The team reports that it has been ‘teaching’ its AI how to make the correlation between manufacturing error and defect by first additively manufacturing simple geometric shapes such as flat bars and cylinders from metal, and using high resolution cameras to film every layer and record streaks, pits, divots and other patterns in the powder which would be almost invisible to the naked eye. Next, each sample is run through a powerful CT scanner and any internal flaws recorded.
Using the resulting data, a proprietary machine-learning algorithm correlates the internal defects revealed during the CT scan with the powder patterns recorded by the high-resolution cameras. According to Vinciquerra, the more often this process is carried out, “the smarter the system gets. The computer vision alone will eventually have enough training to tell us whether we are going to have a problem.”
The proposed AI would be able to use computer vision to spot familiar powder patterns in the machine and correct the build parameters in real-time (Courtesy GE Reports)

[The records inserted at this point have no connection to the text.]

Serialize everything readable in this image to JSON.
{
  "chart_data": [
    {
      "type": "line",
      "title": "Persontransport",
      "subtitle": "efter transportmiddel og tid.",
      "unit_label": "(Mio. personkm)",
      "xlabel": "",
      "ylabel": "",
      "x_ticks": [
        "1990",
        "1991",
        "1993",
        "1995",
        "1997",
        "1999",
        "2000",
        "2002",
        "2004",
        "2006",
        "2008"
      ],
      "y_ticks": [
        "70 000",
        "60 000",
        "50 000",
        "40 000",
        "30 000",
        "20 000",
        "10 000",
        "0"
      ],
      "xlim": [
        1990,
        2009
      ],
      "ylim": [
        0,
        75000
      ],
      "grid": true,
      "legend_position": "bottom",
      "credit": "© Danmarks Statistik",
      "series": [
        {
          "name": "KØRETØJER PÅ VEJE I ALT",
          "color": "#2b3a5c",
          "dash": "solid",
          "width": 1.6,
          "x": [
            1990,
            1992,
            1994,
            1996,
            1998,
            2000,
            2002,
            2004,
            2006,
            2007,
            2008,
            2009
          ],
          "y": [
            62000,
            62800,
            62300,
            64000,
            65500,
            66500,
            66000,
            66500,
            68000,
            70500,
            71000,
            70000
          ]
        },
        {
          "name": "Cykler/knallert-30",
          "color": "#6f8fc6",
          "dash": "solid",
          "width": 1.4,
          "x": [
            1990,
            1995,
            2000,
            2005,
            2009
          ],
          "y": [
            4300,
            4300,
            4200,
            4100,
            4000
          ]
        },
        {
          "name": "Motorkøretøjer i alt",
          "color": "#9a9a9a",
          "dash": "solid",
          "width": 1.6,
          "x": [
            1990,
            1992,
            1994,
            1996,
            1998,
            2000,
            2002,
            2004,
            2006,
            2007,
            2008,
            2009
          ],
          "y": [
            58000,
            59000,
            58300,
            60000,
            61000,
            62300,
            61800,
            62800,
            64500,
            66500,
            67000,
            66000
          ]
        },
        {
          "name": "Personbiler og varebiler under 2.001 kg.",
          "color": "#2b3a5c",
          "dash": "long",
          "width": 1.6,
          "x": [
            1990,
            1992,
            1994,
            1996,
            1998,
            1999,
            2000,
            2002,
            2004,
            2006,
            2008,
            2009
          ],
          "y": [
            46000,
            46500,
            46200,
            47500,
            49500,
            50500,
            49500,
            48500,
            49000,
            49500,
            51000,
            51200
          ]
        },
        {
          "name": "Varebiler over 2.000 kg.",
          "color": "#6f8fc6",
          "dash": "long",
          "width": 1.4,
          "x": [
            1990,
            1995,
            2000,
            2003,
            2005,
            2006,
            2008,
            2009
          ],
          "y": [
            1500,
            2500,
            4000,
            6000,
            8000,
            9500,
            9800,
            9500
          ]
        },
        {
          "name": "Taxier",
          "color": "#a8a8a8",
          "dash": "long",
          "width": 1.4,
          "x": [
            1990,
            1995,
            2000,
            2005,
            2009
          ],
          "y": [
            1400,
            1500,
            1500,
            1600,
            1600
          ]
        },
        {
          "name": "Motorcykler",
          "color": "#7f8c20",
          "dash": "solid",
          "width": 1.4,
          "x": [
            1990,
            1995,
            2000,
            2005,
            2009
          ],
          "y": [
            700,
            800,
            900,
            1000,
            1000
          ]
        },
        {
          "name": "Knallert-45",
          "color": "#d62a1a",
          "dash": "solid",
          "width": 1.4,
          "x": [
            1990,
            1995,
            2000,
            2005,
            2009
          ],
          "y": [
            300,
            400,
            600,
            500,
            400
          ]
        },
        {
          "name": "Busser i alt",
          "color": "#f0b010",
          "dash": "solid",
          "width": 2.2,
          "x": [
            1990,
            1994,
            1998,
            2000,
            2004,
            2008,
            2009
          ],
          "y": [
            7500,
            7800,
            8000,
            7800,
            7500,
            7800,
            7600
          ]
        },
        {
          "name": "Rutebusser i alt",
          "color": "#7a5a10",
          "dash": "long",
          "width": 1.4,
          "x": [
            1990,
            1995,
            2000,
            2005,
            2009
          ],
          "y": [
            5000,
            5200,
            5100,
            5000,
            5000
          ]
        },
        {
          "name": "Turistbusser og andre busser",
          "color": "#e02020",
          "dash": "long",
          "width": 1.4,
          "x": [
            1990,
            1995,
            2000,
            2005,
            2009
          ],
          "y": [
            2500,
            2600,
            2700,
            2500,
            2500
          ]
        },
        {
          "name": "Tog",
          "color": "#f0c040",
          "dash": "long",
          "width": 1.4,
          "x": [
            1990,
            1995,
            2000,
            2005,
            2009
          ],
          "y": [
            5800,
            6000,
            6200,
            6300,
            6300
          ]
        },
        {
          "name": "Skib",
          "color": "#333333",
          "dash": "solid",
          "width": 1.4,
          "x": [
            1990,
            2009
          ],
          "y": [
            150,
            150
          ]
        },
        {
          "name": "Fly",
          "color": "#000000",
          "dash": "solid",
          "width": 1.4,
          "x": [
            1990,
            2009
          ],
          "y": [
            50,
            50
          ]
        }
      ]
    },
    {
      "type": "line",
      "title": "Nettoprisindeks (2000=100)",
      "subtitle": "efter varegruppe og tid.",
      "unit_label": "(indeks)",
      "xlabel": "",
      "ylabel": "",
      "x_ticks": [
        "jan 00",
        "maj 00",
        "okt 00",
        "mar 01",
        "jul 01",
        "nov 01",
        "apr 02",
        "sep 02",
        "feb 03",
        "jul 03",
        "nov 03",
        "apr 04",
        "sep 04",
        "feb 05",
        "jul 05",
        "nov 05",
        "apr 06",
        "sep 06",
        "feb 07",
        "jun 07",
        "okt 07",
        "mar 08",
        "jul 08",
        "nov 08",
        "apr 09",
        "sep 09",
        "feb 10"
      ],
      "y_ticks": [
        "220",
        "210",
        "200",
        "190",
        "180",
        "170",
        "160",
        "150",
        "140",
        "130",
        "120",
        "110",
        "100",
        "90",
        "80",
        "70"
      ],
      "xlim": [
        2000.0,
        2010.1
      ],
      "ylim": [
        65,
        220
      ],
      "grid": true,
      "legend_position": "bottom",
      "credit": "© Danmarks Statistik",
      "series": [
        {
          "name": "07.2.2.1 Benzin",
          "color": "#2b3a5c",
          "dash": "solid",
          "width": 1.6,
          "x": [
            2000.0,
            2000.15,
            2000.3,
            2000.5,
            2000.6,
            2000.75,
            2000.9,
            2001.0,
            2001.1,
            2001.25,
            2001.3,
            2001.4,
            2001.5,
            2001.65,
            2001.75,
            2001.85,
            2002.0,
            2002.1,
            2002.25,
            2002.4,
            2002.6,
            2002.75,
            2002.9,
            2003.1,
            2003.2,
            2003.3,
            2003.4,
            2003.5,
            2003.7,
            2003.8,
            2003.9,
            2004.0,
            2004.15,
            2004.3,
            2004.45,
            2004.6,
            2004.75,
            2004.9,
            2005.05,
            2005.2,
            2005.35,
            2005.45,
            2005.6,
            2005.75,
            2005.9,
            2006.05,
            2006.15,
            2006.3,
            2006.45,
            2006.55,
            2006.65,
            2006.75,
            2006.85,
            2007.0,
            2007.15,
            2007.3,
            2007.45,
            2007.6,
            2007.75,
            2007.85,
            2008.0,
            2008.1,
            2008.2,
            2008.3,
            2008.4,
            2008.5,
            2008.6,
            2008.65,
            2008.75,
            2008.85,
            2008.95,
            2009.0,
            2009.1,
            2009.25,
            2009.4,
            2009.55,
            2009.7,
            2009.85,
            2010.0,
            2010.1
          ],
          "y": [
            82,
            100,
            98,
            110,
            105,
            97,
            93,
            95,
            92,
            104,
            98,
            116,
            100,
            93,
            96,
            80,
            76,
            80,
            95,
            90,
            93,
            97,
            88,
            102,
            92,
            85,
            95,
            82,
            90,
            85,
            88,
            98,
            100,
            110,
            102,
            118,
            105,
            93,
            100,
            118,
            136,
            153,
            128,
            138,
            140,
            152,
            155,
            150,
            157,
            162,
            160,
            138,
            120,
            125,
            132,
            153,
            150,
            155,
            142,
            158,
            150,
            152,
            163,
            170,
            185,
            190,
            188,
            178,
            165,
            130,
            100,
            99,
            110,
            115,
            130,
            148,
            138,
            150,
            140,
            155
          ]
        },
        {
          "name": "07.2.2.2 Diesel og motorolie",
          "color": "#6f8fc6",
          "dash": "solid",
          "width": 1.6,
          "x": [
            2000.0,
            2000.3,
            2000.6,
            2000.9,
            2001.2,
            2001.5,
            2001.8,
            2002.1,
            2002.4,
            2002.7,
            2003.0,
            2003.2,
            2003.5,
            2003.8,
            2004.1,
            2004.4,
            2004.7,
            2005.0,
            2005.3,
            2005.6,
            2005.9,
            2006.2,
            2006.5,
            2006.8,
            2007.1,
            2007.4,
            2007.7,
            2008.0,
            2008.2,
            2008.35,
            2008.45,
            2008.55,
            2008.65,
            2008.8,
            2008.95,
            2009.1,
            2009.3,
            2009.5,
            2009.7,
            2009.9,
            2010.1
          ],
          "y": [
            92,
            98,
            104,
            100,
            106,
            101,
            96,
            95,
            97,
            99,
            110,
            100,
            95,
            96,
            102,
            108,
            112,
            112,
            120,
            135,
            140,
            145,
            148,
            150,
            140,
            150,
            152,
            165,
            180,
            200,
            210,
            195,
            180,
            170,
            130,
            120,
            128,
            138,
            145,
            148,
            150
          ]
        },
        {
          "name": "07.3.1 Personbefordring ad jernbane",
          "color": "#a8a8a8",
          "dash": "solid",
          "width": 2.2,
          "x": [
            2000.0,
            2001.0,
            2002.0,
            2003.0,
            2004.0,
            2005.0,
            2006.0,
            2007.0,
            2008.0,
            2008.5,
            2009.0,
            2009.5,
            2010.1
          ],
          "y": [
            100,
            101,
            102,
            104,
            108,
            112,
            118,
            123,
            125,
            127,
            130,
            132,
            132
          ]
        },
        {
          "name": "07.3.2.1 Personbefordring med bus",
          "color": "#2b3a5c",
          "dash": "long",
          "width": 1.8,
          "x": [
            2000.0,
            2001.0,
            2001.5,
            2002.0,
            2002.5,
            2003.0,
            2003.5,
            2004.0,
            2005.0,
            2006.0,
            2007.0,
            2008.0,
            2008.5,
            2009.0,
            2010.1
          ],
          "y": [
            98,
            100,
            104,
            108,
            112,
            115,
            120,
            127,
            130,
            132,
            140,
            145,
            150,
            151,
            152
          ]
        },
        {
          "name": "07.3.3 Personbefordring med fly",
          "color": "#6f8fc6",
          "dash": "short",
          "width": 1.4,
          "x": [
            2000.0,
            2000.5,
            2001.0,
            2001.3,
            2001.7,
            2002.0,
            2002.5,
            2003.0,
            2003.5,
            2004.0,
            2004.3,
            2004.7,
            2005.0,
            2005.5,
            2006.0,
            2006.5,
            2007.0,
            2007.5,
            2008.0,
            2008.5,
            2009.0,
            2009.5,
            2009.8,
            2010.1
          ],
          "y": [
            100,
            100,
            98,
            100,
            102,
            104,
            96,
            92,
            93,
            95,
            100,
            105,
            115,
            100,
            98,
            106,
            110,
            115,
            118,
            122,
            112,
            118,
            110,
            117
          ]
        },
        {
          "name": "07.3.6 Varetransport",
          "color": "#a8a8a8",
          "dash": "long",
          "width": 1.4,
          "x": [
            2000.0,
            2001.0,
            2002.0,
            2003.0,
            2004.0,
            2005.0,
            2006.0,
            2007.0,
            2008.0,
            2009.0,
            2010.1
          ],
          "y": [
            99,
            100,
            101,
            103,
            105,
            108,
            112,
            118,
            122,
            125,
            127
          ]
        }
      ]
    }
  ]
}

Once it has the required training, GE reportedly plans to integrate the AI into Additive Manufacturing machine controls. This AI would be able to use computer vision to spot familiar powder patterns in the machine and correct the build parameters in real-time to eliminate potential errors. For example, if the AI were to detect a streak which may lead to cavities in the final part, it could automatically add more power or speed to the laser beam to adjust or change the thickness of the next layer.
“The idea is that the machine has a compensation strategy based on what the computer vision sees,” Vinciquerra stated.” Another step which GE’s research team believes may help it achieve this goal is the building of a ‘digital twin’ – a virtual representation of the production process which compares ideal conditions with reality, in real-time, and suggests changes to achieve the perfect result. The digital twin “represents the gold standard of how the material should be processed,” explained Vinciquerra. “It’s telling me that if I use these parameters to build a part from a certain material, I can expect this kind of behaviour in the final product.”
GE stated that the next generation of its digital twin will be able to gather computer vision data as well as collecting information reported by other build-monitoring sensors, such as the shape of the melt pool.